Conto de Gustavo do Carmo
Acabei de ter alta do
hospital. Fiquei dois meses internado, metade deste período em coma. Quase
matei meus pais de preocupação. Sofri um AVC. Andava muito ansioso com o meu
futuro e me preocupando demais com a minha família.
Estava em casa, no
computador, quando, de madrugada, além de uma forte dor e pressão na cabeça,
senti uma tonteira estranha, minha vista escureceu, minha boca ficou dormente
para um lado, não lembro qual. Desmaiei. Foi meu pai quem me socorreu.
Fui acordar somente no mês
seguinte. Fiquei com lado esquerdo paralisado. A coordenação motora foi embora.
A fala também. Serei cuidado pela enfermeira que a minha irmã vai pagar,
indicada pela amiga dela desde o ensino médio. Com criança pequena e trabalhando,
ela não tem condições de cuidar de mim. Meus pais idosos também não, mas eles
ficam por perto.
De volta pra casa, recebi
várias visitas. Ainda sem poder falar, apenas sorri para elas. Vieram minhas
tias, primas e vizinhos. A última me surpreendeu: a moça por quem eu fui
apaixonado no início da minha faculdade de jornalismo.
Ela passou uma semana
conversando comigo quando nos conhecemos. Na semana seguinte parou de falar
subitamente. Só soube o motivo através do meu colega mais próximo, que foi meu
amigo durante a faculdade, mas se afastou de mim depois da formatura: eu teria
feito uma deselegância no metrô, colocando a mochila involuntariamente no lugar
em que ela iria se sentar. Eu não lembro disso, mas se fiz, foi mais por
inocência do que por maldade. Depois fiquei sabendo que o irmão era violento e já
tinha surrado um ex-namorado dela. Com o tempo percebi que a história era
mentira.
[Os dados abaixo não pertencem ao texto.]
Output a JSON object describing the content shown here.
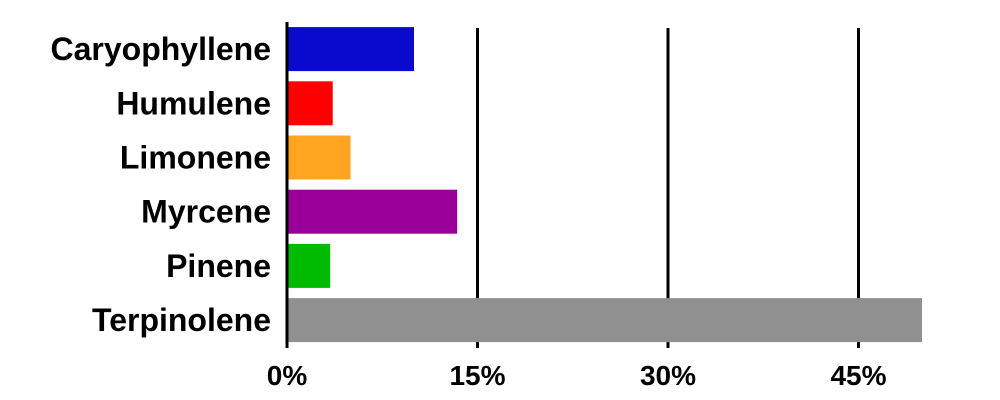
{
  "chart_data": {
    "type": "bar",
    "orientation": "horizontal",
    "categories": [
      "Caryophyllene",
      "Humulene",
      "Limonene",
      "Myrcene",
      "Pinene",
      "Terpinolene"
    ],
    "values": [
      10,
      3.6,
      5,
      13.4,
      3.4,
      50
    ],
    "colors": [
      "#0A0ACC",
      "#FF0000",
      "#FFA520",
      "#990099",
      "#00BB00",
      "#909090"
    ],
    "value_unit": "%",
    "xlim": [
      0,
      50
    ],
    "x_ticks": [
      0,
      15,
      30,
      45
    ],
    "x_tick_labels": [
      "0%",
      "15%",
      "30%",
      "45%"
    ],
    "grid": "vertical lines at 15%, 30%, 45%",
    "title": "",
    "xlabel": "",
    "ylabel": "",
    "legend": "none"
  }
}
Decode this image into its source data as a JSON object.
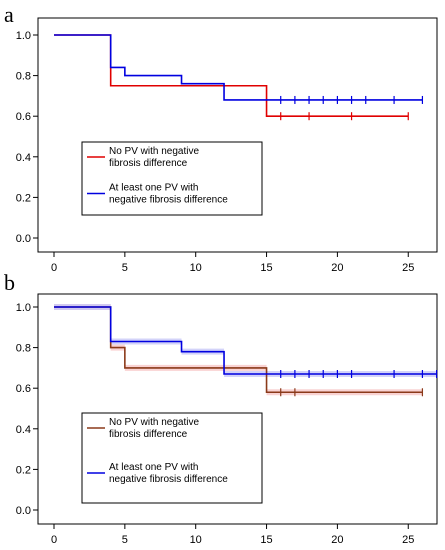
{
  "colors": {
    "red": "#e00000",
    "blue": "#0000e0",
    "brown": "#8b3a1a",
    "pink_shade": "#f7c8c8",
    "blue_shade": "#c8c8f7"
  },
  "chart_data": [
    {
      "panel": "a",
      "type": "line",
      "style": "step",
      "xlim": [
        0,
        26
      ],
      "ylim": [
        0,
        1.0
      ],
      "xticks": [
        0,
        5,
        10,
        15,
        20,
        25
      ],
      "yticks": [
        0.0,
        0.2,
        0.4,
        0.6,
        0.8,
        1.0
      ],
      "xtick_labels": [
        "0",
        "5",
        "10",
        "15",
        "20",
        "25"
      ],
      "ytick_labels": [
        "0.0",
        "0.2",
        "0.4",
        "0.6",
        "0.8",
        "1.0"
      ],
      "legend": {
        "placement": "center-left",
        "entries": [
          {
            "lines": [
              "No PV with negative",
              "fibrosis difference"
            ],
            "color": "#e00000"
          },
          {
            "lines": [
              "At least one PV with",
              "negative fibrosis difference"
            ],
            "color": "#0000e0"
          }
        ]
      },
      "series": [
        {
          "color": "#e00000",
          "x": [
            0,
            4,
            15,
            25
          ],
          "y": [
            1.0,
            0.75,
            0.6,
            0.6
          ],
          "censored_x": [
            16,
            18,
            21,
            25
          ]
        },
        {
          "color": "#0000e0",
          "x": [
            0,
            4,
            5,
            9,
            12,
            26
          ],
          "y": [
            1.0,
            0.84,
            0.8,
            0.76,
            0.68,
            0.68
          ],
          "censored_x": [
            16,
            17,
            18,
            19,
            20,
            21,
            22,
            24,
            26
          ]
        }
      ]
    },
    {
      "panel": "b",
      "type": "line",
      "style": "step",
      "xlim": [
        0,
        26
      ],
      "ylim": [
        0,
        1.0
      ],
      "xticks": [
        0,
        5,
        10,
        15,
        20,
        25
      ],
      "yticks": [
        0.0,
        0.2,
        0.4,
        0.6,
        0.8,
        1.0
      ],
      "xtick_labels": [
        "0",
        "5",
        "10",
        "15",
        "20",
        "25"
      ],
      "ytick_labels": [
        "0.0",
        "0.2",
        "0.4",
        "0.6",
        "0.8",
        "1.0"
      ],
      "legend": {
        "placement": "center-left",
        "entries": [
          {
            "lines": [
              "No PV with negative",
              "fibrosis difference"
            ],
            "color": "#8b3a1a"
          },
          {
            "lines": [
              "At least one PV with",
              "negative fibrosis difference"
            ],
            "color": "#0000e0"
          }
        ]
      },
      "series": [
        {
          "color": "#8b3a1a",
          "shade": "#f7c8c8",
          "x": [
            0,
            4,
            5,
            15,
            26
          ],
          "y": [
            1.0,
            0.8,
            0.7,
            0.58,
            0.58
          ],
          "censored_x": [
            16,
            17,
            26
          ]
        },
        {
          "color": "#0000e0",
          "shade": "#c8c8f7",
          "x": [
            0,
            4,
            9,
            12,
            27
          ],
          "y": [
            1.0,
            0.83,
            0.78,
            0.67,
            0.67
          ],
          "censored_x": [
            16,
            17,
            18,
            19,
            20,
            21,
            24,
            26,
            27
          ]
        }
      ]
    }
  ]
}
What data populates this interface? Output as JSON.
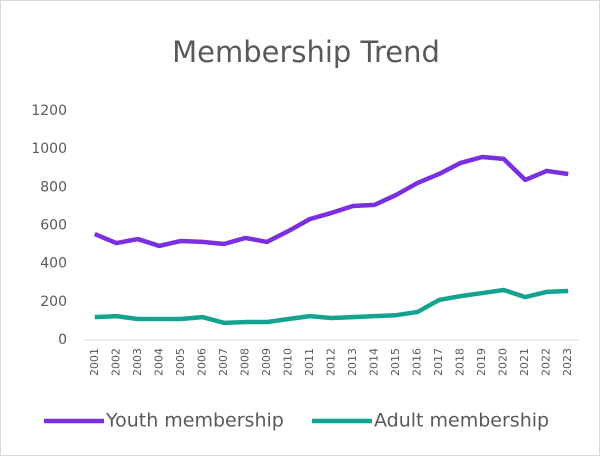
{
  "chart_data": {
    "type": "line",
    "title": "Membership Trend",
    "categories": [
      "2001",
      "2002",
      "2003",
      "2004",
      "2005",
      "2006",
      "2007",
      "2008",
      "2009",
      "2010",
      "2011",
      "2012",
      "2013",
      "2014",
      "2015",
      "2016",
      "2017",
      "2018",
      "2019",
      "2020",
      "2021",
      "2022",
      "2023"
    ],
    "series": [
      {
        "name": "Youth membership",
        "color": "#7a2fe0",
        "values": [
          555,
          508,
          529,
          493,
          519,
          514,
          503,
          535,
          514,
          571,
          634,
          666,
          702,
          708,
          760,
          823,
          870,
          928,
          959,
          949,
          839,
          886,
          870
        ]
      },
      {
        "name": "Adult membership",
        "color": "#14a391",
        "values": [
          120,
          125,
          110,
          110,
          110,
          120,
          90,
          94,
          94,
          110,
          125,
          115,
          120,
          125,
          130,
          147,
          210,
          230,
          246,
          262,
          225,
          252,
          257
        ]
      }
    ],
    "ylim": [
      0,
      1200
    ],
    "yticks": [
      0,
      200,
      400,
      600,
      800,
      1000,
      1200
    ],
    "grid": false,
    "legend": "bottom"
  }
}
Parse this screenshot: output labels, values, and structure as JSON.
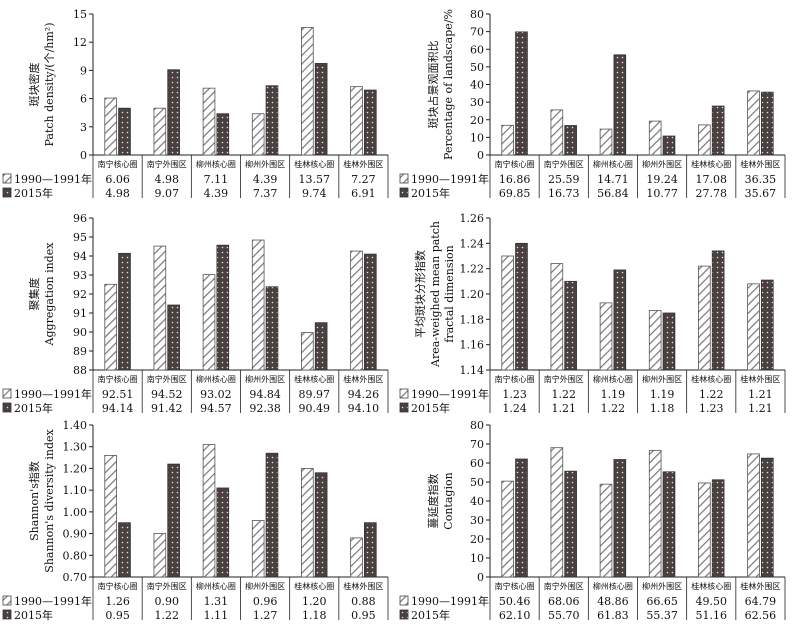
{
  "legend": {
    "series1": "1990—1991年",
    "series2": "2015年"
  },
  "colors": {
    "series1_stroke": "#555555",
    "series2_fill": "#4a4040",
    "axis": "#222222"
  },
  "chart_data": [
    {
      "type": "bar",
      "ylabel_cn": "斑块密度",
      "ylabel_en": "Patch density/(个/hm²)",
      "ylim": [
        0,
        15
      ],
      "yticks": [
        "0",
        "3",
        "6",
        "9",
        "12",
        "15"
      ],
      "categories": [
        "南宁核心圈",
        "南宁外围区",
        "柳州核心圈",
        "柳州外围区",
        "桂林核心圈",
        "桂林外围区"
      ],
      "series": [
        {
          "name": "1990—1991年",
          "values": [
            6.06,
            4.98,
            7.11,
            4.39,
            13.57,
            7.27
          ],
          "labels": [
            "6.06",
            "4.98",
            "7.11",
            "4.39",
            "13.57",
            "7.27"
          ]
        },
        {
          "name": "2015年",
          "values": [
            4.98,
            9.07,
            4.39,
            7.37,
            9.74,
            6.91
          ],
          "labels": [
            "4.98",
            "9.07",
            "4.39",
            "7.37",
            "9.74",
            "6.91"
          ]
        }
      ]
    },
    {
      "type": "bar",
      "ylabel_cn": "斑块占景观面积比",
      "ylabel_en": "Percentage of landscape/%",
      "ylim": [
        0,
        80
      ],
      "yticks": [
        "0",
        "10",
        "20",
        "30",
        "40",
        "50",
        "60",
        "70",
        "80"
      ],
      "categories": [
        "南宁核心圈",
        "南宁外围区",
        "柳州核心圈",
        "柳州外围区",
        "桂林核心圈",
        "桂林外围区"
      ],
      "series": [
        {
          "name": "1990—1991年",
          "values": [
            16.86,
            25.59,
            14.71,
            19.24,
            17.08,
            36.35
          ],
          "labels": [
            "16.86",
            "25.59",
            "14.71",
            "19.24",
            "17.08",
            "36.35"
          ]
        },
        {
          "name": "2015年",
          "values": [
            69.85,
            16.73,
            56.84,
            10.77,
            27.78,
            35.67
          ],
          "labels": [
            "69.85",
            "16.73",
            "56.84",
            "10.77",
            "27.78",
            "35.67"
          ]
        }
      ]
    },
    {
      "type": "bar",
      "ylabel_cn": "聚集度",
      "ylabel_en": "Aggregation index",
      "ylim": [
        88,
        96
      ],
      "yticks": [
        "88",
        "89",
        "90",
        "91",
        "92",
        "93",
        "94",
        "95",
        "96"
      ],
      "categories": [
        "南宁核心圈",
        "南宁外围区",
        "柳州核心圈",
        "柳州外围区",
        "桂林核心圈",
        "桂林外围区"
      ],
      "series": [
        {
          "name": "1990—1991年",
          "values": [
            92.51,
            94.52,
            93.02,
            94.84,
            89.97,
            94.26
          ],
          "labels": [
            "92.51",
            "94.52",
            "93.02",
            "94.84",
            "89.97",
            "94.26"
          ]
        },
        {
          "name": "2015年",
          "values": [
            94.14,
            91.42,
            94.57,
            92.38,
            90.49,
            94.1
          ],
          "labels": [
            "94.14",
            "91.42",
            "94.57",
            "92.38",
            "90.49",
            "94.10"
          ]
        }
      ]
    },
    {
      "type": "bar",
      "ylabel_cn": "平均斑块分形指数",
      "ylabel_en": "Area-weighed mean patch",
      "ylabel_en2": "fractal dimension",
      "ylim": [
        1.14,
        1.26
      ],
      "yticks": [
        "1.14",
        "1.16",
        "1.18",
        "1.20",
        "1.22",
        "1.24",
        "1.26"
      ],
      "categories": [
        "南宁核心圈",
        "南宁外围区",
        "柳州核心圈",
        "柳州外围区",
        "桂林核心圈",
        "桂林外围区"
      ],
      "series": [
        {
          "name": "1990—1991年",
          "values": [
            1.23,
            1.224,
            1.193,
            1.187,
            1.222,
            1.208
          ],
          "labels": [
            "1.23",
            "1.22",
            "1.19",
            "1.19",
            "1.22",
            "1.21"
          ]
        },
        {
          "name": "2015年",
          "values": [
            1.24,
            1.21,
            1.219,
            1.185,
            1.234,
            1.211
          ],
          "labels": [
            "1.24",
            "1.21",
            "1.22",
            "1.18",
            "1.23",
            "1.21"
          ]
        }
      ]
    },
    {
      "type": "bar",
      "ylabel_cn": "Shannon's指数",
      "ylabel_en": "Shannon's diversity index",
      "ylim": [
        0.7,
        1.4
      ],
      "yticks": [
        "0.70",
        "0.80",
        "0.90",
        "1.00",
        "1.10",
        "1.20",
        "1.30",
        "1.40"
      ],
      "categories": [
        "南宁核心圈",
        "南宁外围区",
        "柳州核心圈",
        "柳州外围区",
        "桂林核心圈",
        "桂林外围区"
      ],
      "series": [
        {
          "name": "1990—1991年",
          "values": [
            1.26,
            0.9,
            1.31,
            0.96,
            1.2,
            0.88
          ],
          "labels": [
            "1.26",
            "0.90",
            "1.31",
            "0.96",
            "1.20",
            "0.88"
          ]
        },
        {
          "name": "2015年",
          "values": [
            0.95,
            1.22,
            1.11,
            1.27,
            1.18,
            0.95
          ],
          "labels": [
            "0.95",
            "1.22",
            "1.11",
            "1.27",
            "1.18",
            "0.95"
          ]
        }
      ]
    },
    {
      "type": "bar",
      "ylabel_cn": "蔓延度指数",
      "ylabel_en": "Contagion",
      "ylim": [
        0,
        80
      ],
      "yticks": [
        "0",
        "10",
        "20",
        "30",
        "40",
        "50",
        "60",
        "70",
        "80"
      ],
      "categories": [
        "南宁核心圈",
        "南宁外围区",
        "柳州核心圈",
        "柳州外围区",
        "桂林核心圈",
        "桂林外围区"
      ],
      "series": [
        {
          "name": "1990—1991年",
          "values": [
            50.46,
            68.06,
            48.86,
            66.65,
            49.5,
            64.79
          ],
          "labels": [
            "50.46",
            "68.06",
            "48.86",
            "66.65",
            "49.50",
            "64.79"
          ]
        },
        {
          "name": "2015年",
          "values": [
            62.1,
            55.7,
            61.83,
            55.37,
            51.16,
            62.56
          ],
          "labels": [
            "62.10",
            "55.70",
            "61.83",
            "55.37",
            "51.16",
            "62.56"
          ]
        }
      ]
    }
  ]
}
Ela parou de falar comigo porque foi influenciada por outra colega,
que não ia com a minha cara, e não me quis namorar porque eu sou feio e era
mais feio ainda na época.
Agora, depois que eu fiquei
paralisado, na cadeira de rodas, com a boca torta e sem poder falar, ela
aparece para me visitar? Mudei imediatamente o meu semblante, incorporando um
olhar de ódio. Meus pais e a enfermeira, que me deixaram a sós com ela, não
perceberam. Doroteia percebeu. Mas tentou me acalmar.
— Eu fiquei muito preocupada
quando o Leonardo me avisou.
Leonardo é o tal ex-amigo da
faculdade. Eu tentei falar
— Aaaaaaaaaa! Eeeeeeeeee!
— Você está sentindo alguma
coisa, Olavo?
— Sssssssss!
Meus pais ficaram
preocupados e correram para me socorrer.
Ou melhor, socorrer a Doroteia porque eu ia agredi-la, passando a
cadeira de rodas em cima dela, que contou para os meus pais.
— Ele parece que não está
muito feliz em me ver. Eu vou embora.
— Ah, o médico falou que às
vezes ele fica nervoso, minha filha. Ainda não se acostumou com as sequelas.
Mas vai fazer fonoaudiologia e fisioterapia em breve.
— Está sentindo alguma
coisa, Olavo? Perguntou o meu pai.
— Aaaaaaaaaa.
Eu balbuciei para eles
porque não conseguia falar, mas queria dizer: “Quero que essa canalha vá
embora. Me desprezou quando eu estava saudável e agora vem me visitar para quê?
A consciência pesou e ficou com remorso? Namorar comigo é que não é. Vai
embora, vagabunda! Some da minha vida!”.